Dimensions
165 x 235 x 32mm
The true story of Joe Sacco, the author's father, and his part in the great battles of World War II and the liberation of the concentration camp at Dachau, Germany.
Where the Birds Never Sing is the story of Jack Sacco's father, Joe, a farm boy from the South, barely out of high school. Yet when Hitler began a war, Joe Sacco and thousands of other young men from every part of the country left their families and homes in order to end it.
Joe Sacco was drafted in 1943 and only nineteen when they landed on the beaches of Normandy in June 1944. As part of the 92nd Signal Battalion, Joe and his comrades fought through some of the most historic battles of the 20th century, including the liberation of Paris, clashes at Rozay, Troyes, and Neufchateau, and the Battle of the Bulge, about which Joe remarked "Hell froze over, and they called it the Battle of the Bulge".
After a year of gutting it out through countless engagements and one killer winter, Joe Sacco and his buddies were among the 250 American soldiers who took part in the liberation of the infamous Nazi concentration camp at Dachau, where they witnessed horror on a level they had never imagined.

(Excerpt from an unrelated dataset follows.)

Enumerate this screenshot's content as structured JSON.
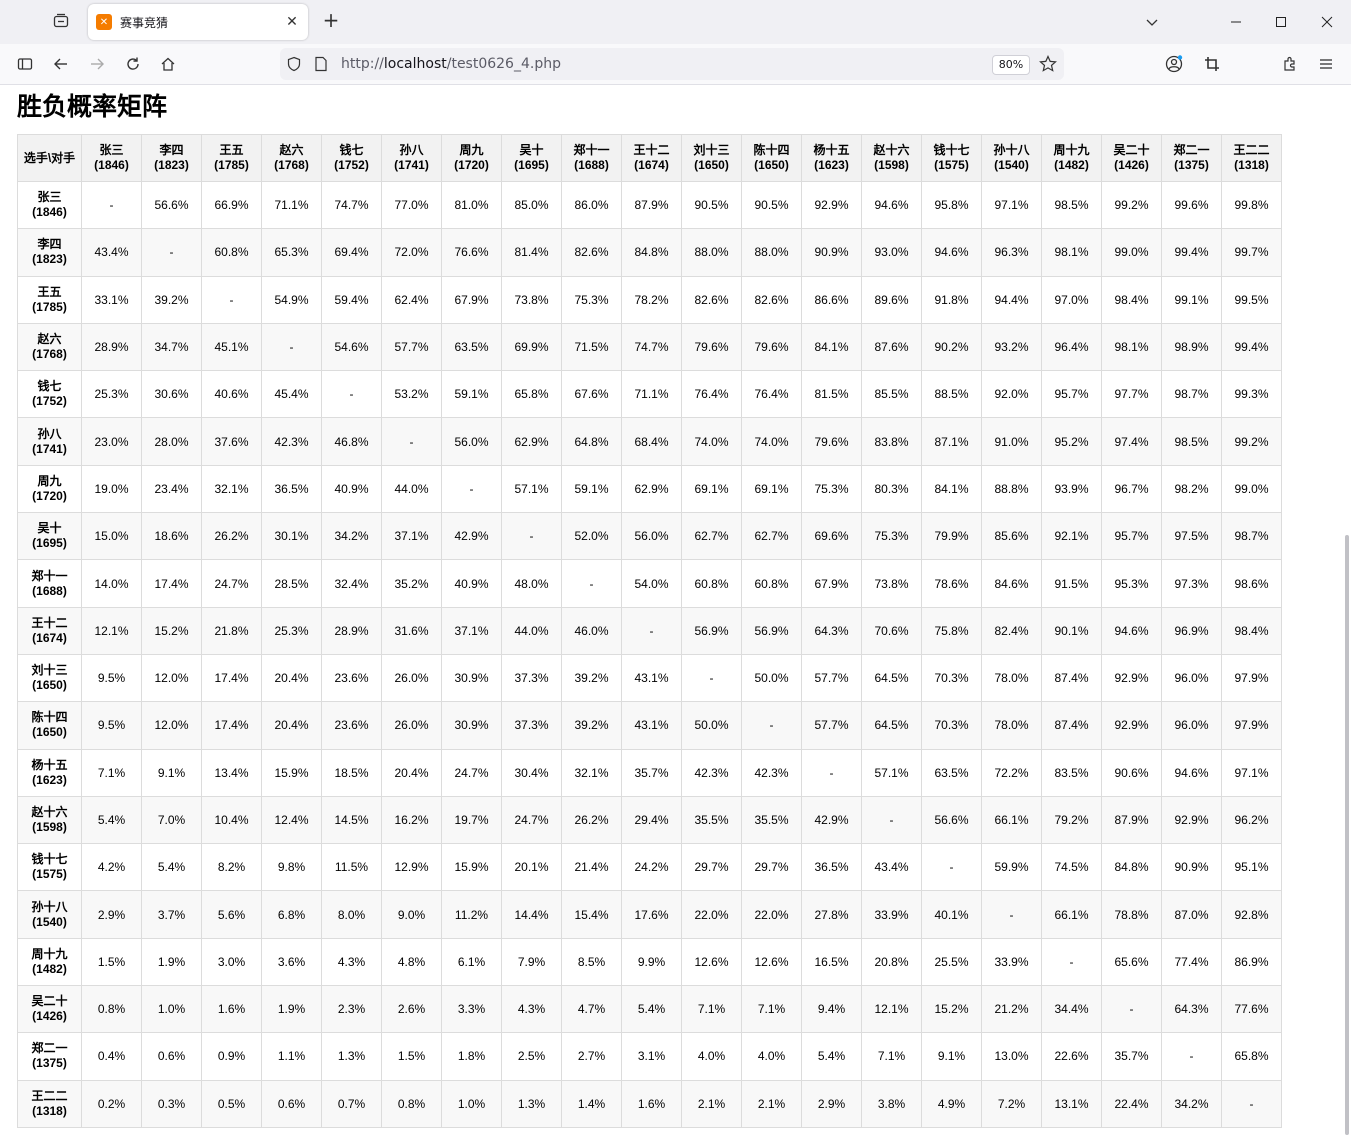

As they saw the cruel inhumanity of the Nazis and gazed into the lifeless eyes of the prisoners, they finally and permanently grasped the true meaning of their mission.
These were normal boys transformed into regular soldiers, sent to fight an extraordinary war under remarkable conditions. Surrounded and pursued by death and destruction, they not only found the courage and the will to fight, but also discovered the meaning of friendship and the value and fragility of life.